How Travel Food Has Been Innovated

When we fly, we all have the same worries — have I forgotten something? Am I going to be sat in front of a kids who kicks seats? Is the food going to be horrendous?

Food while travelling, specifically airline food, has long held a reputation for being sub-par at best. But is this an outdated concept? Is the food on offer getting any better? We’re going to explore the food on offer, by land, sea, and sky, to see what changes are happening with our travel food. 

Train food

When we think of railway food, we envision a trolley squeezing down the aisles, serving average teas and coffees, and wildly overpriced crisps and snacks. Unless you’re travelling in first class, crisps and biscuits and dry sandwiches are about all you can expect from train travel. And that’s if you’re lucky (or unlucky, depending on your view), as many services have axed their on-board trolley services. 

Many foods on transport lack sustainability (read: a lack of business) as the reason behind the decision to scale down or remove the catering service on their trains. There’s simply no reason to pay so much for a sandwich or packet of crisps on-board the train when the same, if not better, food exists a throwing distance from the train at a slightly lower price. Train stations are filled to the brim with all kinds of outlets, and it’s not just Burger King and WHSmith on offer now. For many of us, it’s no trouble to pack our own food and bring that with us or grab something on the way to the platform. 
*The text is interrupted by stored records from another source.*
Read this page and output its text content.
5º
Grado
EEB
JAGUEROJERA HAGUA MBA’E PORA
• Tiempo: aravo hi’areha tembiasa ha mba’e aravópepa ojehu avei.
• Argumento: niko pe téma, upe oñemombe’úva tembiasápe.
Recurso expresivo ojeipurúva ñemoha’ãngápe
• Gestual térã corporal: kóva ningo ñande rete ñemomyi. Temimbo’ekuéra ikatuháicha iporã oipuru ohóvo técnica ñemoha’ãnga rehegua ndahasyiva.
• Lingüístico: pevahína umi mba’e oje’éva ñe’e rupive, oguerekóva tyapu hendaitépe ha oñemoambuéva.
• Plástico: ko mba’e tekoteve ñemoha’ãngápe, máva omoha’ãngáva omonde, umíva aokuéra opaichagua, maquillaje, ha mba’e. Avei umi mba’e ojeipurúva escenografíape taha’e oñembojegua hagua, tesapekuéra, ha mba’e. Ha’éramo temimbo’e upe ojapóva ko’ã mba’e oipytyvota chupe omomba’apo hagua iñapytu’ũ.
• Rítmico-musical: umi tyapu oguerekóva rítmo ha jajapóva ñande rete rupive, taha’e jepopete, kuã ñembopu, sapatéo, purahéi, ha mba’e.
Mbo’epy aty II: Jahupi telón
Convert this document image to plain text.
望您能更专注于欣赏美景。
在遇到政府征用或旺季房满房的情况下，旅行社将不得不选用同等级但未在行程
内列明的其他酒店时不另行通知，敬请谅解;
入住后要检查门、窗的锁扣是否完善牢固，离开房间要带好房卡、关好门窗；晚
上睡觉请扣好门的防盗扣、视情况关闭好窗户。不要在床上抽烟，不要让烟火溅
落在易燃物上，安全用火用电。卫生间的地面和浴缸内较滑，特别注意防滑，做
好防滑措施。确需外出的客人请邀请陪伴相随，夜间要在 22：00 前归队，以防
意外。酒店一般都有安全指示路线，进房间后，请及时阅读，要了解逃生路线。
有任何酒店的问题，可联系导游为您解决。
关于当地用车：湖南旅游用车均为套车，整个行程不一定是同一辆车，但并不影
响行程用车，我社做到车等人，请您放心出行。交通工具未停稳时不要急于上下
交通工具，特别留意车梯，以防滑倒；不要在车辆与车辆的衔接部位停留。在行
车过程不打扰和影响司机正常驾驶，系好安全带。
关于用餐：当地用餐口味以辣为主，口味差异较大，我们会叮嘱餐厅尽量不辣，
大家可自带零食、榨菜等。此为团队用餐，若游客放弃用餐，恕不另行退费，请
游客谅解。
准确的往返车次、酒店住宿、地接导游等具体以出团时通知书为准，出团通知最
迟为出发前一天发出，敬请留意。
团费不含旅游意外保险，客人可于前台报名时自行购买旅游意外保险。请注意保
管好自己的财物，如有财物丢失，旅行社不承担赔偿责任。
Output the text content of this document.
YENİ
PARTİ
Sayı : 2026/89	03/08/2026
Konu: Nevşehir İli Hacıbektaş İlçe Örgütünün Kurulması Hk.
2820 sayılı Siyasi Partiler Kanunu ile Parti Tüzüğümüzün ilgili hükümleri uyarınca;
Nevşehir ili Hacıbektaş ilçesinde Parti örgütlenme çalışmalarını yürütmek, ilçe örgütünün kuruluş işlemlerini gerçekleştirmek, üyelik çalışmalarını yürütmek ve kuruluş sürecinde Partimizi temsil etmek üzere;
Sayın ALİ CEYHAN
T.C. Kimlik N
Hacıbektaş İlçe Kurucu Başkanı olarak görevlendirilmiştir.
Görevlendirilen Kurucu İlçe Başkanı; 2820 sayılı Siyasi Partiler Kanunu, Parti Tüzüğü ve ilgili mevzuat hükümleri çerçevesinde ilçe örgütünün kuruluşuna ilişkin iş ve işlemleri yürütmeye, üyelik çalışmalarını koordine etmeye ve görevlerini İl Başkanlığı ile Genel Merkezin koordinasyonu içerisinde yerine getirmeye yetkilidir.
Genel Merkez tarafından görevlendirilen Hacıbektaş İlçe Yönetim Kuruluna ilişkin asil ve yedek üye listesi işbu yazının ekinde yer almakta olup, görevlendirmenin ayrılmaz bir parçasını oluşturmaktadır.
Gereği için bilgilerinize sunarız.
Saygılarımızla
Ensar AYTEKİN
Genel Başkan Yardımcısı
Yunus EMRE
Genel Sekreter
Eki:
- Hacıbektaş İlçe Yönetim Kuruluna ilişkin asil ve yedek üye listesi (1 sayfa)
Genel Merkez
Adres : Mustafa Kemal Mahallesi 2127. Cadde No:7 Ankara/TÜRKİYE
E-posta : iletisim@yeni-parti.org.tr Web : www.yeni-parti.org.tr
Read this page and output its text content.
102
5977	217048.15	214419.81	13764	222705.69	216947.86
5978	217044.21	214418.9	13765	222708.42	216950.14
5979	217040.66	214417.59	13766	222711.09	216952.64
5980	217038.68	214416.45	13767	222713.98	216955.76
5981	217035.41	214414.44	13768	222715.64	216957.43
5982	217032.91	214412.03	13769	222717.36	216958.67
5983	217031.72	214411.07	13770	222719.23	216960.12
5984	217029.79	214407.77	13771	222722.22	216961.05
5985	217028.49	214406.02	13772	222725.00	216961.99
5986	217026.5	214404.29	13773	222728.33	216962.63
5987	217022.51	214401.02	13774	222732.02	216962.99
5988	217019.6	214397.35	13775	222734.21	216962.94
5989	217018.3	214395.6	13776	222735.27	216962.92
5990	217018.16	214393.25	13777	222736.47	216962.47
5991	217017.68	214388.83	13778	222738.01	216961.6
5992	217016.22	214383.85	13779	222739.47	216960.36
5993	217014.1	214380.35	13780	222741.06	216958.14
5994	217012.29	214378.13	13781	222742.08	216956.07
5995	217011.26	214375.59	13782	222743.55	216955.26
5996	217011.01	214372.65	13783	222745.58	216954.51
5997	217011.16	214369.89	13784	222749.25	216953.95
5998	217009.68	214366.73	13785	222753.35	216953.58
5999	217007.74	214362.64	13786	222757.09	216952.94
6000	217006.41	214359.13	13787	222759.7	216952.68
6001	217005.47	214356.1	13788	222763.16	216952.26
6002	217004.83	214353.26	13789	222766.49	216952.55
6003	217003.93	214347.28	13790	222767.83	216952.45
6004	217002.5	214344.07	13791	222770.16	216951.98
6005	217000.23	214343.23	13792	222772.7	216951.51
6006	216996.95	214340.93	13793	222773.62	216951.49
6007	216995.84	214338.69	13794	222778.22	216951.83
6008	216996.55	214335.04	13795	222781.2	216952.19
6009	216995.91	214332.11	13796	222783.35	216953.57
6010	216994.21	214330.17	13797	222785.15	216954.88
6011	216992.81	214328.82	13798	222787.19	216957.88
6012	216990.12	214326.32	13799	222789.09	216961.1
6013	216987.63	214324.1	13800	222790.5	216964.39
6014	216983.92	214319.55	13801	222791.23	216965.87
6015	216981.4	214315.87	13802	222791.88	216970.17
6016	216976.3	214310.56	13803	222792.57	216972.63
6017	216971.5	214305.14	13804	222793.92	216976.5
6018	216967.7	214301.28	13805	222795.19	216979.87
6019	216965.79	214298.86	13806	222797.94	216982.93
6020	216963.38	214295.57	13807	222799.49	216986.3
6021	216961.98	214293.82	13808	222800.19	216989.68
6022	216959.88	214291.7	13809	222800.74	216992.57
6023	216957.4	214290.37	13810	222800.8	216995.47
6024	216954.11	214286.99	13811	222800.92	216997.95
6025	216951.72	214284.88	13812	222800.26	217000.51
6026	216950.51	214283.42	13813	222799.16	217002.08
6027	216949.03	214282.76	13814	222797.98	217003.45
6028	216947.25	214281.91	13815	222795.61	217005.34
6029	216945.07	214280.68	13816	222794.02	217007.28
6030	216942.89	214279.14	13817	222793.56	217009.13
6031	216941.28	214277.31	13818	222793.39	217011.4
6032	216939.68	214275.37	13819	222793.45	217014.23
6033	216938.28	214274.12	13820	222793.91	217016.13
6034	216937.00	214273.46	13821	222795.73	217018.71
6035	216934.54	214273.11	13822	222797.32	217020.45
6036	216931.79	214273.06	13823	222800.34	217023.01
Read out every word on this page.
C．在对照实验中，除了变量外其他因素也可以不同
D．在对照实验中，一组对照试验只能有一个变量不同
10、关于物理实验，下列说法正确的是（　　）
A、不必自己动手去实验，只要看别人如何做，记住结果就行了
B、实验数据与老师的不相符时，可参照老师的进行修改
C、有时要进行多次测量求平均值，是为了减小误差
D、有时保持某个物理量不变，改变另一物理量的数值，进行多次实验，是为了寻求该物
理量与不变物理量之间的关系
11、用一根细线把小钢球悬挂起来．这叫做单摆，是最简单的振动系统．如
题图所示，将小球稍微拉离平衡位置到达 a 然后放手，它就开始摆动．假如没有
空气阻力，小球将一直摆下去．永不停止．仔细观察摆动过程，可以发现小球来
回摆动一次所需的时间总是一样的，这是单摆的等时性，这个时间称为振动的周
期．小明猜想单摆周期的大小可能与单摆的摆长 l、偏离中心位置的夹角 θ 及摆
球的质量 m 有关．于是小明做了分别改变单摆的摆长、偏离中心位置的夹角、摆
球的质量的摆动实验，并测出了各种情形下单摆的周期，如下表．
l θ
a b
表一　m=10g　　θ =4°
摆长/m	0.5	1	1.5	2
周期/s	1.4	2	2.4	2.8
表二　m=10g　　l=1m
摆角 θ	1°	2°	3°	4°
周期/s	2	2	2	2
If you’re riding first-class, you’ll be treated to a complimentary menu most days, and at the very least some selection of snacks like mini pretzels, crisps or biscuits. But as the Telegraph posits, the array of food often doesn’t come to much, and when you consider the price difference between a standard and a first-class ticket, you’re technically paying for the food you’re eating and then some. 

The Tab’s Annie Lord tried to make a profit from her £49.00 first-class ticket via eating and drinking the complementary food. Two hot drinks, six gin and tonics, one apple juice, one Pepsi, one cake, one bag of nuts, a bag of crisps, a piece of fruit, a salad, and a few snacks later, Annie made a profit of £5.65. A victory? 

Ship food

Travelling on the oceans is certainly the least popular, so that might be why we hear so little in the ways of criticism for sea-based cuisine. Or perhaps it is because space isn’t so much an issue on a ferry as it is on a plane or train — you tend to find a good array of restaurants and food services on a ferry. The quality isn’t so much an issue as the price, with many advocating taking your own food with you in order to avoid the ever-present expense of travel-based food. 

Plane food

The most debated travel food provided. Or, indeed, the questionable meat floating in a generic gravy waiting to be poked at with a plastic fork alongside the polystyrene cups provided.  

With technology allowing us to have a video call with people halfway around the world, where we can tell our boilers to spark up and heat our homes before we get home from work, why can’t we cook a decent meal in the sky? We’ve not only sent men to the moon, we presumably fed them on the way there and back. How hard can it really be? 

However, airline food surely isn’t that bad — the number of meals required in a very small space must be a challenge. The largest independent airline food provider makes 685,000 meals every day, says The Guardian, giving a whole new meaning to ‘fast food’. 

Airlines don’t have the capacity to dish up pomegranate-glazed lamb or chilled prawns with an aioli tarragon sauce. In fact, back in the 1950s, before the dawn of flight classes, meals were ridiculously flashy, with charcuteries featuring in the aisles of the then-smaller planes. But then it occurred to airline businesses that they could split flight classes and offer this lovely grub to the first class flyers, and less-expensive food (or none at all) to economy class. Even with technology like sous-vide allowing for food to be vacuum-sealed and slow-cooked to keep it tasty even when cooked in the air, technological advancements in airline food don’t often filter down to economy class plates. 

Ultimately, it comes down to sales. The huge variation between economy class food and first class is designed to encourage people to want to pay more and upgrade their seat. For those with frequent flyer points, many choose to spend their points on seat upgrades rather than a free ticket, and as Business Insider notes, a flight costs an airline more than fancy food does. 

Travel food isn’t as bad as it’s made out to be — maybe we should cut airlines some slack. Who knows, maybe we’ll get tastier food over the next few years. What would you like to be served in the skies?